Через пять минут появились Зуев и Фролов. Устроились сбоку от нас, по другую сторону салона. По их виду я понял, что у них всё в порядке. Выглядели они обычными пассажирами. Только холодная решимость, время от времени обозначавшаяся в глазах Зуева, показывала, что он человек опасный и что лучше с ним не связываться, а обойти стороной.
Я невольно взял это себе на заметку и с ещё большим тщанием постарался принять облик самого заурядного провинциала, добавляя лицу выражение простодушия, дабы избавиться от малейших признаков собственной крутизны.
Фролов же выглядел едва ли не деревенским увальнем, и я фиксировал его трансформацию как положительный факт. От природы он был немного артистом и беззаботным весельчаком, и в этом отношении у него было чему поучиться.

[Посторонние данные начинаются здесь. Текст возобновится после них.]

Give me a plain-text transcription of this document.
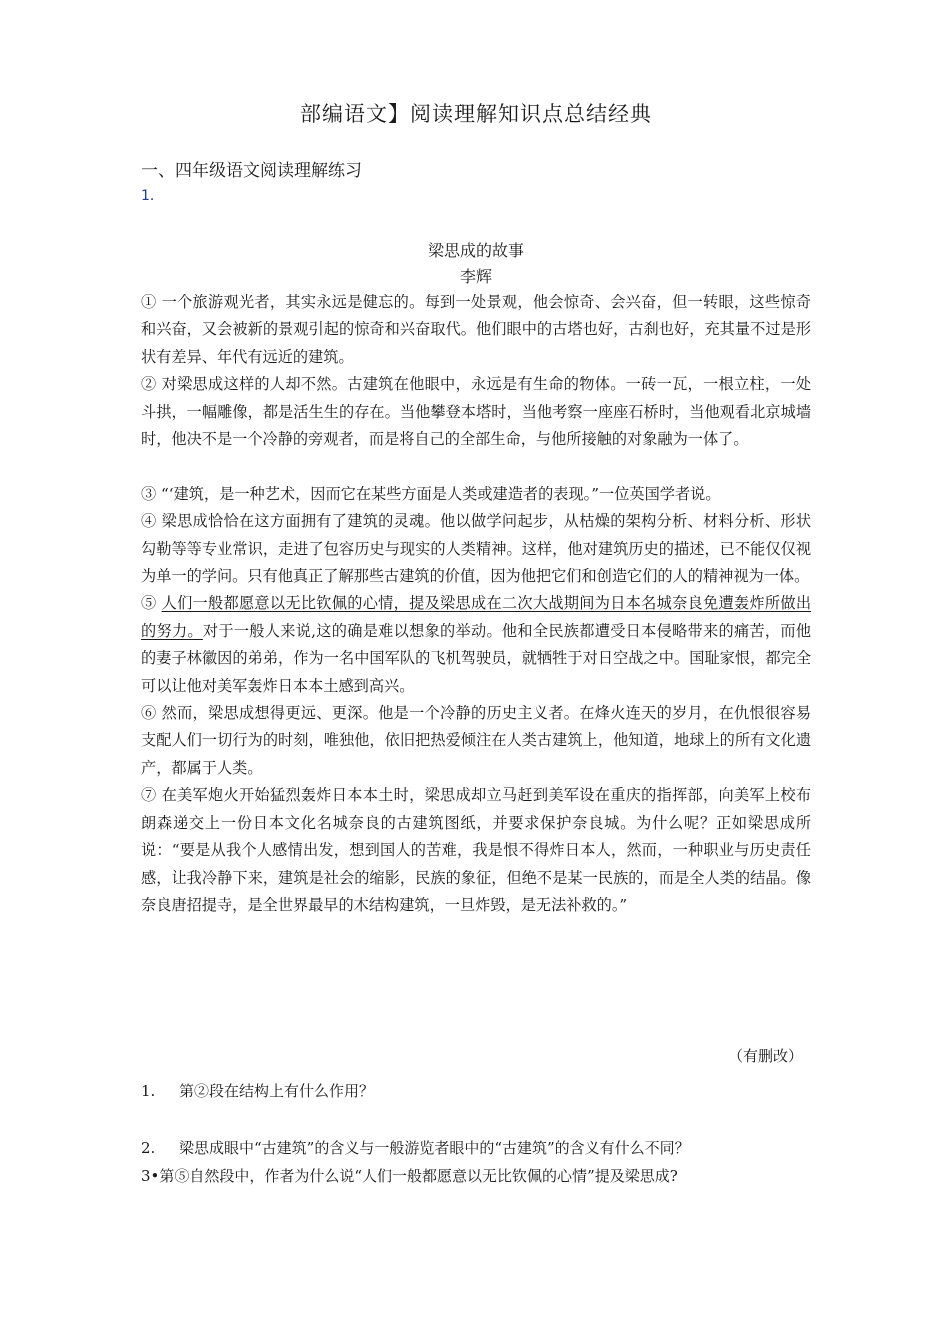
部编语文】阅读理解知识点总结经典
一、四年级语文阅读理解练习
1．
梁思成的故事
李辉

① 一个旅游观光者，其实永远是健忘的。每到一处景观，他会惊奇、会兴奋，但一转眼，这些惊奇和兴奋，又会被新的景观引起的惊奇和兴奋取代。他们眼中的古塔也好，古刹也好，充其量不过是形状有差异、年代有远近的建筑。

② 对梁思成这样的人却不然。古建筑在他眼中，永远是有生命的物体。一砖一瓦，一根立柱，一处斗拱，一幅雕像，都是活生生的存在。当他攀登本塔时，当他考察一座座石桥时，当他观看北京城墙时，他决不是一个冷静的旁观者，而是将自己的全部生命，与他所接触的对象融为一体了。

③ “‘建筑，是一种艺术，因而它在某些方面是人类或建造者的表现。”一位英国学者说。

④ 梁思成恰恰在这方面拥有了建筑的灵魂。他以做学问起步，从枯燥的架构分析、材料分析、形状勾勒等等专业常识，走进了包容历史与现实的人类精神。这样，他对建筑历史的描述，已不能仅仅视为单一的学问。只有他真正了解那些古建筑的价值，因为他把它们和创造它们的人的精神视为一体。

⑤ 人们一般都愿意以无比钦佩的心情，提及梁思成在二次大战期间为日本名城奈良免遭轰炸所做出的努力。对于一般人来说,这的确是难以想象的举动。他和全民族都遭受日本侵略带来的痛苦，而他的妻子林徽因的弟弟，作为一名中国军队的飞机驾驶员，就牺牲于对日空战之中。国耻家恨，都完全可以让他对美军轰炸日本本土感到高兴。

⑥ 然而，梁思成想得更远、更深。他是一个冷静的历史主义者。在烽火连天的岁月，在仇恨很容易支配人们一切行为的时刻，唯独他，依旧把热爱倾注在人类古建筑上，他知道，地球上的所有文化遗产，都属于人类。

⑦ 在美军炮火开始猛烈轰炸日本本土时，梁思成却立马赶到美军设在重庆的指挥部，向美军上校布朗森递交上一份日本文化名城奈良的古建筑图纸，并要求保护奈良城。为什么呢？正如梁思成所说：“要是从我个人感情出发，想到国人的苦难，我是恨不得炸日本人，然而，一种职业与历史责任感，让我冷静下来，建筑是社会的缩影，民族的象征，但绝不是某一民族的，而是全人类的结晶。像奈良唐招提寺，是全世界最早的木结构建筑，一旦炸毁，是无法补救的。”

（有删改）
1. 第②段在结构上有什么作用？
2. 梁思成眼中“古建筑”的含义与一般游览者眼中的“古建筑”的含义有什么不同？
3•第⑤自然段中，作者为什么说“人们一般都愿意以无比钦佩的心情”提及梁思成?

Отобедав, сразу вернулись в свой вагон. Михаил лёг спать, а я долго сидел у окна, провожая глазами пейзажи, проплывавшие в отдалении.
В сознании нарисовались прощальные сценки с Натальей Павловной, дорогой, любимой.
– Измайлов! – восклицала она, заламывая руки. – Это безобразие! Я едва успела привыкнуть к тебе после твоей прошлогодней поездки в Ольмаполь, будь он неладен. И вот ты снова прёшься туда. Образно говоря, опять по своей воле суёшь голову в петлю.
– Наташа, родная, меня попросил приехать полковник Лошкарин, – отвечал я. – Нам надо помочь ему, у него какая-то проблема, и, судя по всему, нешуточная. Лошкарин был командиром нашей группы спецназа на Ближнем Востоке. Мы обязаны жизнью друг другу, я – ему, он – мне, так что…
Увидев, что сказанное мною не убедило её, я продолжил:
– Ты же знаешь – полковник помог мне эмигрировать из России. Если бы не он, меня или пристрелили бы при попытке захвата, или опять посадили, причём лет на двадцать, а то и пожизненно; ты сама говорила, что меня там могло ожидать. И что, мне теперь отказать ему? Да кем бы я был после этого!
Жена ударилась в слёзы.
– Я же на восьмом месяце, – сказала она, всхлипывая и положив руки на вздымавшийся живот.
– Ну и что?
– Как я буду рожать без тебя?
– Может, я к тому времени вернусь!
– Да-а, вернёшься… О, Господи, вот несчастная-то я!
– Не плачь, милая, – говорил я, обнимая её. – В твоём положении нельзя расстраиваться. Всё будет хорошо, вот увидишь. Сколько раз мне доводилось участвовать в разных наворотах, и всегда я выходил сухим из воды.